Bei der bloßen Beschau der Karte zur Nitratbelastung in Bayern könnte dem Laien zunächst einmal angst und bange werden – vor allem in den rot gefärbten Gebieten im Ries, Jura und rund Mertingen/ Bäumenheim. Hier wird es nun – zusätzlich zur just in Kraft getretenen Dünge-Verordnung – laut Agrarminister Helmut Brunner (CSU) zusätzliche Auflagen für die Landwirtschaft geben. Ob das angemessen ist, oder überhastet – vielleicht ist Vorsicht auch hier besser als Nachsicht, zumal es ja langfristig um die Gesundheit aller geht.

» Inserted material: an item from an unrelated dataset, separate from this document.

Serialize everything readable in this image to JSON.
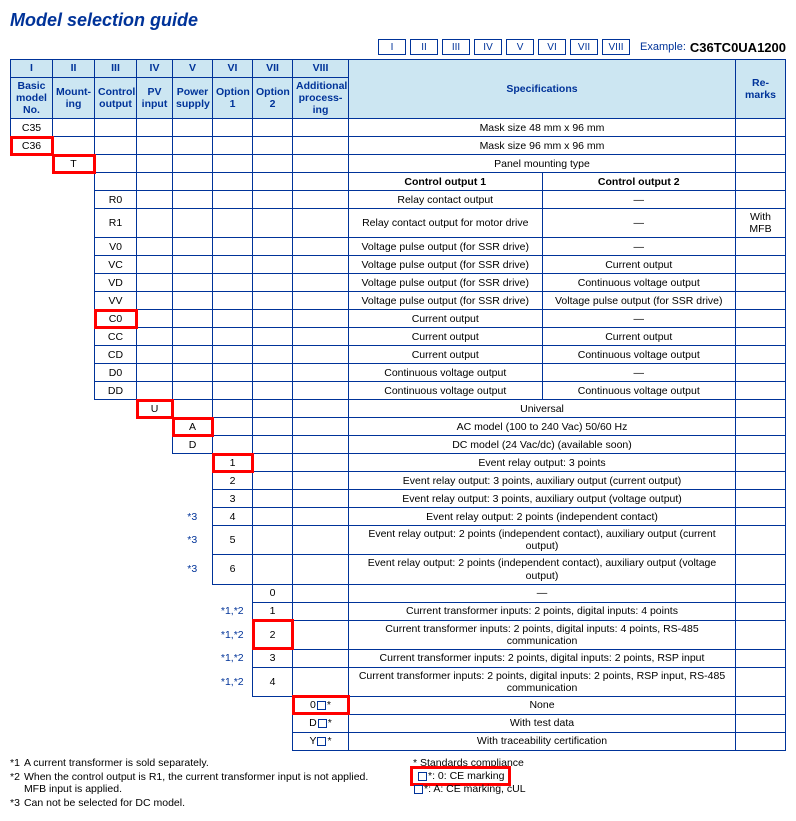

Dennoch stieß die jüngste Veröffentlichung zur Nitratbelastung im Grundwasser mithin ins falsche Horn. Anstatt ganzheitlich und fair aufzuklären, ist durch Verkürzungen Angst entstanden bei den Menschen. Am Pranger steht – wieder mal – der Landwirt. Statt Gebiete in vorauseilendem Gehorsam in gute und schlechte einzuteilen, wäre es wünschenswert gewesen, hätte man die Parameter ebenso populär aufbereitet: Wo und wie wurde gemessen? Sind es konstante Messungen? Betrifft es auch das Trinkwasser? Der Bauer kommt sich nun verunglimpft vor.
Sinnvoller wäre es, arbeitete man gemeinsam. Natürlich wird die Landwirtschaft bereits staatlich gefördert – aber mit neuen Verordnungen muss im Sinne einer nachhaltigen Versorgung und eines nachhaltigen Landbaus auch neue Unterstützung folgen. Hoffentlich kommt das noch. Die bloße, strikte Verordnung jedenfalls wäre nun ziemlich achtlos gegenüber der sinnvollen Arbeit der Bauern.